The Broader Context of Progress
The current situation differs significantly from previous AI limitations. Unlike earlier approaches that hit hard walls, reasoning models show a more complex performance profile with clear successes alongside notable failures.
Economic Viability: Despite higher computational costs, reasoning models are finding commercial applications where their enhanced capabilities justify the expense. Scientific computing, complex code generation, and advanced mathematical problem-solving represent domains where the value proposition is clear.
Research Momentum: The techniques developed for reasoning models—test-time training, inference-time search, and sophisticated prompting strategies—are advancing the broader field. Even if current architectures have limitations, they're generating insights and methods that inform future approaches.
Incremental Improvements: Unlike paradigm shifts that require complete architectural overhauls, many reasoning model limitations might be addressable through incremental improvements. Better training techniques, improved search algorithms, and hybrid approaches could extend current capabilities significantly.
Alternative and Complementary Paths
The research convergence suggests a couple of promising directions that could work alongside or replace current reasoning models:
Hybrid Architectures: Combining reasoning models with classical algorithms, as suggested by Kambhampati's LLM-Modulo framework, could provide both the flexibility of neural approaches and the reliability of symbolic methods.
Specialized Reasoning Systems: Rather than pursuing general reasoning capabilities, developing models optimized for specific reasoning domains might provide better performance and reliability.
Conclusion: The Complexity of Evaluation
Alex Lawsen of Open Philanthropy noticed methodology problems in the Apple paper and used Claude to write a response paper outlining them. While he describes the paper, titled "The Illusion of The Illusion of Thinking," as a “joke,” it did highlight real methodological issues in Apple’s paper that complicate our understanding of where reasoning models truly stand.

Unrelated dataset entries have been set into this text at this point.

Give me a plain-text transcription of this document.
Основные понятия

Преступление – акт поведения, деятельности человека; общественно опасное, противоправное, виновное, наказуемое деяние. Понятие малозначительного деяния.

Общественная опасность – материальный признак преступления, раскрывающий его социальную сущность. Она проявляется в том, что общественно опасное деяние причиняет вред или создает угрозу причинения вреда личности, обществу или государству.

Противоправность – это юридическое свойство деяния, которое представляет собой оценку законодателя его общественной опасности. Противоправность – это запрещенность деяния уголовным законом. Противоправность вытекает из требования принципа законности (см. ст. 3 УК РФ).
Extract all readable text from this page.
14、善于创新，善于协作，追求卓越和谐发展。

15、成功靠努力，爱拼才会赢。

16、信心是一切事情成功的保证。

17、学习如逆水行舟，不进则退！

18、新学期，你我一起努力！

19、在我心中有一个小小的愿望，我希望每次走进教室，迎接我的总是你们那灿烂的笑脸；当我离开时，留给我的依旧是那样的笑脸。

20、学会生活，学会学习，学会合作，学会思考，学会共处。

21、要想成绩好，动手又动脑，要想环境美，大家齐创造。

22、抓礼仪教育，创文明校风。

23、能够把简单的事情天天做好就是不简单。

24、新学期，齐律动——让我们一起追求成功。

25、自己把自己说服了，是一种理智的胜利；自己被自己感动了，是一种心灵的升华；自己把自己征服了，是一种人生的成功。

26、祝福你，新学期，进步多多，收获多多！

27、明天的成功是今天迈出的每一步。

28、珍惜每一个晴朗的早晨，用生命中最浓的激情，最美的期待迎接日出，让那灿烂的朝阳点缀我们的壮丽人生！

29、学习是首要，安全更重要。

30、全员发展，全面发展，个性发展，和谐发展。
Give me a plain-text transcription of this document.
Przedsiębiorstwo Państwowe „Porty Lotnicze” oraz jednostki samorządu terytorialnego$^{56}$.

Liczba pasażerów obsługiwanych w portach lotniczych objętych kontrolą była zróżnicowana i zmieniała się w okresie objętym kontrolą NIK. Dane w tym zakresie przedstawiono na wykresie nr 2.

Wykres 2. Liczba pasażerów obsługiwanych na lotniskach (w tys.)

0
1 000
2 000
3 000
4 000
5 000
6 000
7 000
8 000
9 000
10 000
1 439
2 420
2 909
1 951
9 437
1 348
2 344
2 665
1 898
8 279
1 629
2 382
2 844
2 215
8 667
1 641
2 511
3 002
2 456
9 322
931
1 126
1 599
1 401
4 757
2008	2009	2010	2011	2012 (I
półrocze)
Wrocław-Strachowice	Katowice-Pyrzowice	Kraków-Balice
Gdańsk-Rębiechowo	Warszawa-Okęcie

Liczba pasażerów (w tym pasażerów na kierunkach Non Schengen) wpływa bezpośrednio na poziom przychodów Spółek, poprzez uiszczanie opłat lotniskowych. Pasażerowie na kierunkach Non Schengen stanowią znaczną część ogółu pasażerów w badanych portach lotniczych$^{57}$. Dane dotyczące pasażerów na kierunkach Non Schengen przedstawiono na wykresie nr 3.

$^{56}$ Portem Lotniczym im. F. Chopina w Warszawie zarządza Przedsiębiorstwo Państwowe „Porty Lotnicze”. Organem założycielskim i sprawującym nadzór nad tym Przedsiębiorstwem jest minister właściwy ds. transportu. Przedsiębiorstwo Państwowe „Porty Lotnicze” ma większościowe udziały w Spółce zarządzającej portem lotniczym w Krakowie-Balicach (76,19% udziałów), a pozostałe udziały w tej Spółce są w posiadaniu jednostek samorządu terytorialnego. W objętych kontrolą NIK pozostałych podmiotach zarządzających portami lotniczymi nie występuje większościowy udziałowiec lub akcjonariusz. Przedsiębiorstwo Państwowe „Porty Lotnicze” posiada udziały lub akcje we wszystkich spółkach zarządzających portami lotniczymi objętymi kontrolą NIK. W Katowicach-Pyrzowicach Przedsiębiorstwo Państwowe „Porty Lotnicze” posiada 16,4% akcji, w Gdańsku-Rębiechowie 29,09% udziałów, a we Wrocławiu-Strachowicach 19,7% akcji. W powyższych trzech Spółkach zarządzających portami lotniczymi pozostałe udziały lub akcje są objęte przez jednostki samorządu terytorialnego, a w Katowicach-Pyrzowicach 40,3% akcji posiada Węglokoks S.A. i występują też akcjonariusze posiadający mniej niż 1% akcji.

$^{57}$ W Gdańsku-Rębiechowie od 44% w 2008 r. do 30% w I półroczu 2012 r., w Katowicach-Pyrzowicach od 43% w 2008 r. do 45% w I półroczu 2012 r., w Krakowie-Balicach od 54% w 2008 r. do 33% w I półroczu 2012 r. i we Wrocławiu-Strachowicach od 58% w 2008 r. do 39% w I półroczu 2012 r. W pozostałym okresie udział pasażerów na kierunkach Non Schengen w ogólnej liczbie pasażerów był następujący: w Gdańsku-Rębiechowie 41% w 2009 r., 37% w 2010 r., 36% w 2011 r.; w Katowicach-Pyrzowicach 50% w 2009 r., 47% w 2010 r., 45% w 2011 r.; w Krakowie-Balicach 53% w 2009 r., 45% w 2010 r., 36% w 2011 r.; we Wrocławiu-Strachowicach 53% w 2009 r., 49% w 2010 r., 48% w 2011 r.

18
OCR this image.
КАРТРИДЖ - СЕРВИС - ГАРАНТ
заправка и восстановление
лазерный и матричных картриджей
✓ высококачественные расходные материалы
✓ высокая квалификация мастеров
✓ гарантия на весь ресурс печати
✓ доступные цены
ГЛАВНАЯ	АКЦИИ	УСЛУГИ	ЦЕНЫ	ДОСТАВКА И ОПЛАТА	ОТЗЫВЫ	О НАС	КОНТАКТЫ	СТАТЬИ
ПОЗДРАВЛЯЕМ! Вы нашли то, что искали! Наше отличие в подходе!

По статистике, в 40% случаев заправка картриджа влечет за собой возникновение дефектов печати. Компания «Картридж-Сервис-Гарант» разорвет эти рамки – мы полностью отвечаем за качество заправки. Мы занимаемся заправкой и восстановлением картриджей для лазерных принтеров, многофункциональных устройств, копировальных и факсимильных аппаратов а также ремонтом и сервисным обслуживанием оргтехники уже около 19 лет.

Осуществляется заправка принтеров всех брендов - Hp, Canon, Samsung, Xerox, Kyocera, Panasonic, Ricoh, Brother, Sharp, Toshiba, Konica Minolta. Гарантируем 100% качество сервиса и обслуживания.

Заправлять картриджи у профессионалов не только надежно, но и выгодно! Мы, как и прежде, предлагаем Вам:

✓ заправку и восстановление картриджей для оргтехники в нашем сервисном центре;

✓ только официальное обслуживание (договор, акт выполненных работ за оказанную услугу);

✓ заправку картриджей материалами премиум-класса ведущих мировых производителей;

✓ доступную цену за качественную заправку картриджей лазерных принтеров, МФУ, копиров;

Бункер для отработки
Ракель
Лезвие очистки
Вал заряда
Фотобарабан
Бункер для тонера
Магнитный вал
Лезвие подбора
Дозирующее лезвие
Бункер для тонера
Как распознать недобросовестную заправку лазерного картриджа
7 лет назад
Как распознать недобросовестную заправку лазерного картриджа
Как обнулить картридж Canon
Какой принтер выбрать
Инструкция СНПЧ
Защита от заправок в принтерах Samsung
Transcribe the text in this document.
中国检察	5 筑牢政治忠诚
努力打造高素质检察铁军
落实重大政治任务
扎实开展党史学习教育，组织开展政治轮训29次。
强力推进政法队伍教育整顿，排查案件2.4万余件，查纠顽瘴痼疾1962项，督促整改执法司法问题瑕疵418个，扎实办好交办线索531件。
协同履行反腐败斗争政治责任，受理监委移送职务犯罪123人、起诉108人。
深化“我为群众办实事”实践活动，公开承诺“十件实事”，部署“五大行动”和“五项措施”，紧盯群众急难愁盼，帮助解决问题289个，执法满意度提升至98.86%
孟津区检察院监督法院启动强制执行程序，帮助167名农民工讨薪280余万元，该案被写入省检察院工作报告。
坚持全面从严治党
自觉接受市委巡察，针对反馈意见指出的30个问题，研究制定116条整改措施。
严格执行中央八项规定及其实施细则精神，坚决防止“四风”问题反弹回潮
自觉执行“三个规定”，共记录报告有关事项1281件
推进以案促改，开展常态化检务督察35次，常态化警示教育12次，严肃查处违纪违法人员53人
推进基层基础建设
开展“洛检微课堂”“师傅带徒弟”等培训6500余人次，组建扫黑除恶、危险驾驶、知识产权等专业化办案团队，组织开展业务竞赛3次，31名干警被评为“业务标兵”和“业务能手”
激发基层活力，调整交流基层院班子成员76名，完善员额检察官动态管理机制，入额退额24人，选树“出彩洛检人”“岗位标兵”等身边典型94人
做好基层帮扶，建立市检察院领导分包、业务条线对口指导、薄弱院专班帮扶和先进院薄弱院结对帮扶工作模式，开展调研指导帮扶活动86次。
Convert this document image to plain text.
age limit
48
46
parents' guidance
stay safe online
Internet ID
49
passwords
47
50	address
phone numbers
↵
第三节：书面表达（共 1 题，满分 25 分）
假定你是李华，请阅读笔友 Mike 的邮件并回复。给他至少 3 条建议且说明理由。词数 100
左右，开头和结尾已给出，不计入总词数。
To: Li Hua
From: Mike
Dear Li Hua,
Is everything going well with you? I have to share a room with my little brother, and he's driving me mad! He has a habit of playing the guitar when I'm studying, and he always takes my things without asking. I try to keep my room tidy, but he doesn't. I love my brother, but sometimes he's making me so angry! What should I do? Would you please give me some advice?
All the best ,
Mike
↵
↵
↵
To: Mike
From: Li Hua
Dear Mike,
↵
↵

The critique demonstrates that apparent reasoning failures can sometimes reflect evaluation constraints rather than cognitive limitations. When models explicitly acknowledge output token limits or recognize mathematically impossible puzzles, scoring these as reasoning failures fundamentally mischaracterizes model capabilities. The finding that models achieve high accuracy on Tower of Hanoi problems when asked to generate algorithmic solutions rather than exhaustive move lists suggests that format constraints, not reasoning ability, may drive some reported failures.
Distinguishing between "cannot reason" and "cannot execute under given constraints" requires sophisticated evaluation frameworks. As the critique notes, "The question isn't whether LRMs can reason, but whether our evaluations can distinguish reasoning from typing."
Rather than hitting a wall, AI reasoning appears to be revealing the complexity of evaluating it. Models may possess reasoning capabilities that current testing methodologies fail to capture, while also exhibiting genuine limitations that require careful experimental design to identify.
This suggests that progress in understanding AI reasoning will require parallel advances in both model architectures and evaluation techniques. Success may ultimately depend on developing evaluation frameworks sophisticated enough to distinguish between different types of limitations—whether they stem from architectural constraints, training data boundaries, output format requirements, or fundamental reasoning incapabilities. The current research revealing both reasoning model limitations and evaluation challenges represents not an endpoint but a crucial step toward building a more robust understanding of AI capabilities.